Mais chemin faisant il faut bien faire et dire. Les mots manquent parfois. Les mots désignent et par là même ils instituent la réalité qu’ils nomment. En fait je n’ai pas trouvé à temps le mot pour désigner ce qui s’est passé entre la mobilisation du 5 décembre et celle du 17. Certes cette amplification a été niée officiellement. On a même vu sur le plateau de BFM Apolline de Malherbe essayer de faire croire que la CGT elle-même avait reconnu ce repli. Et certes le régime espère une « radicalisation » violente qu’il s’acharne à provoquer comme on l’a vu à la gare de Lyon le 22 décembre. Car il ne s’est rien passé gare de Lyon qui ne soit le résultat, une fois de plus, d’une charge de police menée sans raison et en dépit du bon sens comme l’ont si bien expliqué les syndicalistes de la gare de Lyon. Cela souligne à quel point la violence est le jeu du régime et celui de ses amis ! En vain. La réalité est que l’ancrage du mouvement s’est étendu.
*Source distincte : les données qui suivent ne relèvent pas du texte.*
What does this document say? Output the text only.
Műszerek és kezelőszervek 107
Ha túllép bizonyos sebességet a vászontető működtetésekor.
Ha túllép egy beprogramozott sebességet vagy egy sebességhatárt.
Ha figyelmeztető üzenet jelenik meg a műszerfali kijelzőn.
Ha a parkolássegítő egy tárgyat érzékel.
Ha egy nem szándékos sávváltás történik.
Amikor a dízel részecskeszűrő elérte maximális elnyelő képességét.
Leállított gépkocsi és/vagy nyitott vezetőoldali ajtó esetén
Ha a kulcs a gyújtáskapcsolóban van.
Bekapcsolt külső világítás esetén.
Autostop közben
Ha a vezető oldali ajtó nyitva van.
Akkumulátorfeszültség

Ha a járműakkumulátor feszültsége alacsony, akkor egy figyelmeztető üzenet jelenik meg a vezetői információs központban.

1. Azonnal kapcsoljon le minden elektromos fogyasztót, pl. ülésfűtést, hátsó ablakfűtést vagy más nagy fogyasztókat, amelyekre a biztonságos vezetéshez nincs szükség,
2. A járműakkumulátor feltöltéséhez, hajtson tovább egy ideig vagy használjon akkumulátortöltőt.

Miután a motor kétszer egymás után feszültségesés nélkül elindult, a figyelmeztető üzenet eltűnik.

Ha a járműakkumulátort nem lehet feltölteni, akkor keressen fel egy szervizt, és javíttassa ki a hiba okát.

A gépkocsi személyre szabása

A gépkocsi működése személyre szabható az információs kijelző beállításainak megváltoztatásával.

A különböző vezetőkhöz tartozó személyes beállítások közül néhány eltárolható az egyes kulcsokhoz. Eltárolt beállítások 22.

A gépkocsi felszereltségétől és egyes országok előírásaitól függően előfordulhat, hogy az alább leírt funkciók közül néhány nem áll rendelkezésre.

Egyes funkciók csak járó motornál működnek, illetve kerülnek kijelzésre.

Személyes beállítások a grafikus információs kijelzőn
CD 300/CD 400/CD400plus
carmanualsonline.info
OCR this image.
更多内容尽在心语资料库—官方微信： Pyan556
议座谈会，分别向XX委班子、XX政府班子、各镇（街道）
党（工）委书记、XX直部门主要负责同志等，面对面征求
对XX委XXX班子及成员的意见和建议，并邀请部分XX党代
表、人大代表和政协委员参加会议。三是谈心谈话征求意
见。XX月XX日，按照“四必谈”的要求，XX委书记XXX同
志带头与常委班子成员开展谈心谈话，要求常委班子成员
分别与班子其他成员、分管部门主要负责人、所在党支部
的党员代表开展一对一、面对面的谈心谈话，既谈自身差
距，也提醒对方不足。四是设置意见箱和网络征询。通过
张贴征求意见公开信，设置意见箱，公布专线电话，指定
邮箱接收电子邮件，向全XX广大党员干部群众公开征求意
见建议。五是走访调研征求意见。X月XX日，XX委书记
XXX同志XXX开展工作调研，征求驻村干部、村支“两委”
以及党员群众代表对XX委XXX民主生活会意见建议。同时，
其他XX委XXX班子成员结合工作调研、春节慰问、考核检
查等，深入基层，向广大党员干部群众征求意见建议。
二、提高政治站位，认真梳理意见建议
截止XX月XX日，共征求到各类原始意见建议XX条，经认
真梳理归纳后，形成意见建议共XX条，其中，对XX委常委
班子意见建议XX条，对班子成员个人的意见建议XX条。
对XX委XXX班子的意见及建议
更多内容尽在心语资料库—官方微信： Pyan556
Pour autant je ne voulais pas du mot « insurrection ». Celui-ci nomme mieux ce qui s’est passé avec le mouvement des Gilets Jaunes dans les mois de novembre et décembre de l’an passé. Ce mouvement visait en effet directement le chef de l’Etat. D’ailleurs la bataille dans la rue s’est jouée aux alentours du palais de l’Elysée. On en était au point où Macron avait envisagé des moyens de s’enfuir du palais par les égouts ou bien en hélicoptère. C’était un mouvement soudain du bas vers le haut. Une irruption. Elle a officiellement institué une relation politique nouvelle entre gouvernant et gouvernés. Une expression pour la désigner a été lâchée qui n’était jamais prononcée, même si elle s’appliquait déjà dans le passé dans certaines circonstances exceptionnelles. C’est celle que le préfet Lallement a utilisé. Il a dit « nous ne sommes pas du même camp » à une gilet jaune qui l’interpellait. Le ministre Castaner-l’éborgneur a confirmé : « le préfet n’a pas outrepassé sa fonction » en faisant cette réplique. La réponse politique de « l’autre camp », celui du pouvoir dont le préfet Lallement est le serviteur zélé face aux gilets jaunes, est sous nos yeux. La macronie a pris l’essentiel des caractéristiques d’un régime autoritaire contemporain comme il y en a d’autres en Europe et notamment en Hongrie. Car trop de commentateurs sont enclins à ce sujet à comparer le présent, pour le relativiser, avec ce que ce mot « autoritaire » impliquait au 19ème et au 20ème siècle. Ils le font sans comprendre que la comparaison ne vaut rien à l’heure où les moyens de contrôle individuel de la population représentent déjà en période ordinaire des centaines de fois ce qu’il pouvait être sous ces régimes du passé. Il n’y a donc aucune obligation de recourir à la force pour obliger tout le monde à tout dire sur toute sa vie.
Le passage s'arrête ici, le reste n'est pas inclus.